There was the tottering of feet, the yanking of wood, and the flitting of a breeze that, humming, helped the sailor travail the waters. He stood, his cloak a gray cloak like those woven, printed, in the stories of Nerest's inhabitants.

From afar, there came the sounds of thumping and bumping and falling, leaves crunching, boughs snapping and loams howling.

Samuel looked grim, eyes like gray scarab beetles that mulled, as if regretting something. His gaze shifted to survey the two figures floating on sea.
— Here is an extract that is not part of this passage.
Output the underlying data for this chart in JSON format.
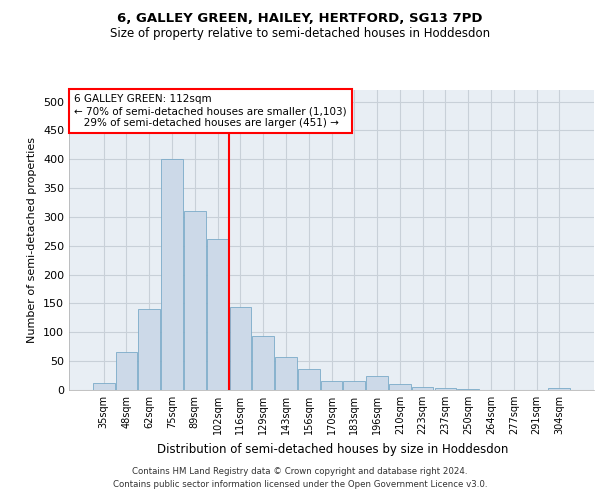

His staff he raised, inlayed with yew and oak and gilded with gold, silver, clay and iron, crepuscular beings that intertwined and united.

The waves carried the figures near the boat.

He pulled them from the sea's cold. The boat groaned. Droplets of water lapped the floor, sounding like rain slapping loam and ground. He knew all those very well.

"It is a pity to see my friends like this," said Samuel. "I'm quite glad I returned."

He bent over and touched their faces. From his fingers emerged a warmth, a shoal that covered his frail companions' bodies.

Shivering in the ice-cold were they, embracing themselves. They stirred but did not wake.

Samuel quivered. His hairs stood on end, as if they too knit their arms around themselves and shook. He looked at the Lonely Isle.

Far away it loomed, small but a terrifying sight. The road towards it was shrouded in the swirling mist of the night's fury, smog that flittered, perhaps, from the dragon's nose, wafting around the land. Its sides were speckled with ruined blocks of stone and scorched earth, once thought enough protection against invaders.

"They didn't think of a dragon, that's for sure," he muttered.

The castle resembled an olden chair. The turrets and steeples missed large chunks of stone, creating patterns like teeth. Much, quite torn down and rickety, struggled to stay upright in that place.

And they were heading straight for it.

The boy was afraid. As any sensible person would be when facing a dragon.

Samuel fondled his staff. His mind flitted to Nerest. He shook his head. "It does not do to dwell on the past. Must I repeat it again and again?" He looked up at the castle; his stomach fell. "But speculating on the future is not mirthful, either. Perhaps, one should," he said, looking at his companions, "live only in the present."

Color had returned to their cheeks. The light touching them dissipated as the boy stood up.

Night once more wrapped its tendrils, the monsters within nooks and crannies eager to prance in glee, knowing they ruled the darkness. The sea rippled, twirling here and there.

Samuel studied the water closely. If it moved, he sent whisks of light, small rays that glittered upon the murk to purify it. Like a fisherman he was, waiting for the wagging of a fish's fins and their muffled bubbling in order to cast his net over it.

Either way, they both had to master the chaos.

All night long did the boy watch, as a guard standing for duty without so much as a nap or a blink. A few sighs here, a few yawns there, but he did not allow himself so much as a wink.

He ate from what Merena provided, the last reminder, aside from the cloak, that she was not just a dream, an illusion, a hallucination conjured up from some poisonous plant he had eaten.